Of course, every aquarist has their own experience, what works for one person may not work for another.
However, it has been shown that some methods for eradicating this specific variety of Red algae have been quite ineffective. It is probable that adjustments need to be made in their application specifically for dealing with these algae. So, if anyone has any additions or observations, I would be happy to hear them.
Darkening the tank for 3 days did not help me but it was pretty effective against Black beard algae.

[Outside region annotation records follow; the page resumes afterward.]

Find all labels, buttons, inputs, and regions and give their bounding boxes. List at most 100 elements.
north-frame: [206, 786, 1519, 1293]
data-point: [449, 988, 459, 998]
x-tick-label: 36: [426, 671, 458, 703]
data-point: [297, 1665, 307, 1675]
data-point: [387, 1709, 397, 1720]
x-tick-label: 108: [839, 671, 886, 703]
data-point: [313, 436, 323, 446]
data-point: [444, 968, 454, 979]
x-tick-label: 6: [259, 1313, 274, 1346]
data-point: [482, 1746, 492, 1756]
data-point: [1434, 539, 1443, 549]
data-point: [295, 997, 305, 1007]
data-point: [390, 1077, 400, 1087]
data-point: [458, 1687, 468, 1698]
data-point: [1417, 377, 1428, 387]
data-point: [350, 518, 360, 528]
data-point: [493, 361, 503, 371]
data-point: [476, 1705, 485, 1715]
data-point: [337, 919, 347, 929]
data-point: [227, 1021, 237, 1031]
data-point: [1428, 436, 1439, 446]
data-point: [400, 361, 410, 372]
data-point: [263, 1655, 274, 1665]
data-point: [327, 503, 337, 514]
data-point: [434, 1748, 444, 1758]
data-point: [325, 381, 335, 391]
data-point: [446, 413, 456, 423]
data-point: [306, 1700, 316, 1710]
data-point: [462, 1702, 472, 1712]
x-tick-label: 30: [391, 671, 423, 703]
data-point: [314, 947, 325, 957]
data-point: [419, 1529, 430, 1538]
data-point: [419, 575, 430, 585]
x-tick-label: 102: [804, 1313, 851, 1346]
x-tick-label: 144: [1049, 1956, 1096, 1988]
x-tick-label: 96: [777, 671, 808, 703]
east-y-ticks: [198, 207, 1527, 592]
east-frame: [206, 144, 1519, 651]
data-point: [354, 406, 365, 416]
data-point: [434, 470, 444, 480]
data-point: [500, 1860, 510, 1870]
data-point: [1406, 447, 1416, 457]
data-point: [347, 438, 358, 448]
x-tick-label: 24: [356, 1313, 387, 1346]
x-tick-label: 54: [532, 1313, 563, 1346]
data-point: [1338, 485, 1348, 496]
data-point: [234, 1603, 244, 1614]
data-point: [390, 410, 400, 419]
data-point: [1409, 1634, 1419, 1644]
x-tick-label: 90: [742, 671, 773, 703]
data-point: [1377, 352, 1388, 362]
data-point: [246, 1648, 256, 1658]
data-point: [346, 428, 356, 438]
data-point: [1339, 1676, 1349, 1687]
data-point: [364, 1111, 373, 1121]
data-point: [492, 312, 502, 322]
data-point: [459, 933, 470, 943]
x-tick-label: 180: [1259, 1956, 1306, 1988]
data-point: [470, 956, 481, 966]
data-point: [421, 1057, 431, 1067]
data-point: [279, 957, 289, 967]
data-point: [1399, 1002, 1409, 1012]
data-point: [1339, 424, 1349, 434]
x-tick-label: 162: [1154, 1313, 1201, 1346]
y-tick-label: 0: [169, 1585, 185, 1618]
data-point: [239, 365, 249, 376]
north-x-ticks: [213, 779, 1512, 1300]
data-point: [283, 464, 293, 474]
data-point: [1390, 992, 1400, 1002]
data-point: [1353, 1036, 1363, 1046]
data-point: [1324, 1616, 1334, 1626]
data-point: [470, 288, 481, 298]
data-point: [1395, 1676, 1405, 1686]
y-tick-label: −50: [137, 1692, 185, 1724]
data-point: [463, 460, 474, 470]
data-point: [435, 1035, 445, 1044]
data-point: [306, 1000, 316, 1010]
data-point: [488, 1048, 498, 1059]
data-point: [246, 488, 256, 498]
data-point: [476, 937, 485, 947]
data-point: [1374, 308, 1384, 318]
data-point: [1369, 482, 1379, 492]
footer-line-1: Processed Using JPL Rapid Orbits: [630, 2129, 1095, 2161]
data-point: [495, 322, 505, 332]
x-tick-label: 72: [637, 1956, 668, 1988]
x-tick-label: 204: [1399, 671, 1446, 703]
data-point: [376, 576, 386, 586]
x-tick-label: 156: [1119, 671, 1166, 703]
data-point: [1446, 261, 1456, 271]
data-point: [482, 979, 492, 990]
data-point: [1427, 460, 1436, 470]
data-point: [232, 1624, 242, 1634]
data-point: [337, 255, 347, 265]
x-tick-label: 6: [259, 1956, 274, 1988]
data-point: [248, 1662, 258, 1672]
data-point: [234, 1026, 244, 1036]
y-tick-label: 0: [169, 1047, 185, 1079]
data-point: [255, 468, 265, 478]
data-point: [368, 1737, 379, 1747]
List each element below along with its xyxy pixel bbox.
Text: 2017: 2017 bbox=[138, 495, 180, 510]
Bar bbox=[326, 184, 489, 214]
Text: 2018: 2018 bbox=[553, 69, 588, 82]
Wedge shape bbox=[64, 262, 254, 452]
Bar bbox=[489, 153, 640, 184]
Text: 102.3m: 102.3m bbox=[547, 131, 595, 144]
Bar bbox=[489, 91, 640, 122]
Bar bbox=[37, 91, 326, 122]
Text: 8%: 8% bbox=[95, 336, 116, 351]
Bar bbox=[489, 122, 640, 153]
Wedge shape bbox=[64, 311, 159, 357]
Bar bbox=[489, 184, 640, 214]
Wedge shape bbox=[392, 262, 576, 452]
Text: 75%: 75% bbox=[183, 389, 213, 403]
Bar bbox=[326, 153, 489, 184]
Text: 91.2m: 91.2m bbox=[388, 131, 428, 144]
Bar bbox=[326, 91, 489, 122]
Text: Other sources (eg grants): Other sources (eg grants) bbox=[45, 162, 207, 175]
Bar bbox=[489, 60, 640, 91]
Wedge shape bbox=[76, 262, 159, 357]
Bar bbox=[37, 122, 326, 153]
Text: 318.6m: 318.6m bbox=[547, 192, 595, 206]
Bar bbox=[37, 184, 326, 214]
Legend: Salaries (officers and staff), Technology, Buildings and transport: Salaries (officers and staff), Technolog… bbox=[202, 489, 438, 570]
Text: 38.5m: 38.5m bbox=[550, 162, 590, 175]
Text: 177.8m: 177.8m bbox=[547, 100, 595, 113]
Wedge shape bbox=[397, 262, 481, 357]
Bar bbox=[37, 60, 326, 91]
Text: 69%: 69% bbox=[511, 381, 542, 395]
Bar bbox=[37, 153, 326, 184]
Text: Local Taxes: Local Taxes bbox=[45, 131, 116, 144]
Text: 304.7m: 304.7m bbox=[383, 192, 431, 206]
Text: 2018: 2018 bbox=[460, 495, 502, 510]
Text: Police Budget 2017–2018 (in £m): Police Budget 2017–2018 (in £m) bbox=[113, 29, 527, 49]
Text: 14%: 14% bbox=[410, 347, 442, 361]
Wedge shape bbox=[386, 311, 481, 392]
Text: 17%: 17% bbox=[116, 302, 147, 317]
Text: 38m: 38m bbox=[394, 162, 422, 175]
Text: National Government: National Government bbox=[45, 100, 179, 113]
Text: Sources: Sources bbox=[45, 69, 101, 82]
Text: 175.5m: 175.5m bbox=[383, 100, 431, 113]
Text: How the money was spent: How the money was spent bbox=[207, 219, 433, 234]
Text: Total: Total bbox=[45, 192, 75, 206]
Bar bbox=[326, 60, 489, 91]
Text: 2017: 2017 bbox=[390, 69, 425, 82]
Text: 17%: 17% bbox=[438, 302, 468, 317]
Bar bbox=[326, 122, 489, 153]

Despite the fact that Red Algae (Rhodophyta) are photosynthetic and autotropic (needing only carbon dioxide or carbonates as a source of carbon and a simple inorganic nitrogen compound for metabolic synthesis). Some species of Red algae can tolerate blackout for long periods.
Hydrogen Peroxide (H2O2)
Personally, I consider this method to be not ineffective because it requires a high concentration of Hydrogen Peroxide (up to 50 mg/L for 20-30 minutes) and preferably a separate container to bath. What is the point of going through all that trouble when you can simply use bleach in this case?
Important: This concentration can kill your fish, snails, shrimp, and even beneficial bacteria. DO NOT do that in your main tank!
There are some fish and shrimp species that may eat Black beard algae but with some other types of Red algae, I did not have any luck with any animals (fish, snails, or shrimp). They refused to eat it.
At the same time, once the Red algae start decomposing, Amano Shrimp, Siamese Algae eater, and Mollie will readily eat it.
Like all other species of algae, Red algae spread out when they find a favorable environment. Therefore, based on what we know about this specific kind of algae, measures can be taken to reduce the risk of its occurrence in the tank.
- Feed control. Do not overfeed your fish.
- Cleaning. Regularly remove excess fish food and fish waste. Clean the substrate monthly. Do regular water changes.
- Use fast-growing plants. They will help you to reduce nitrates and phosphate from the water.
- Quarantine new livestock and disinfect new plants.
- Control your water parameters.
Under certain conditions, Red algae can spread rapidly, causing significant damage to aquatic plants.
The presence of these algae in your aquarium is a sign of an imbalance and an excessive amount of organic matter in the water.
To address this situation, controlling the quantity of food and fertilizers is a good place to start. You should also keep an eye out for any driftwood or rotting plants that might be a contributing factor.
By combining routine water changes, manual cleaning, and the application of algicide products, you should be able to eliminate these algae from your aquarium.
- Necchi Jr, Orlando, and Marcelo R. Zucchi. “Systematics and distribution of freshwater Audouinella (Acrochaetiaceae, Rhodophyta) in Brazil.” European Journal of Phycology30, no. 3 (1995): 209-218.
- Huisman, John Marinus. Marine plants of Australia. University of Western Australia Press in association with Australian Biological Resources Study, 2000.
- World Health Organization (2009). Stuart MC, Kouimtzi M, Hill SR (eds.). WHO Model Formulary 2008. World Health Organization. pp. 323, 325. hdl:10665/44053. ISBN 9789241547659.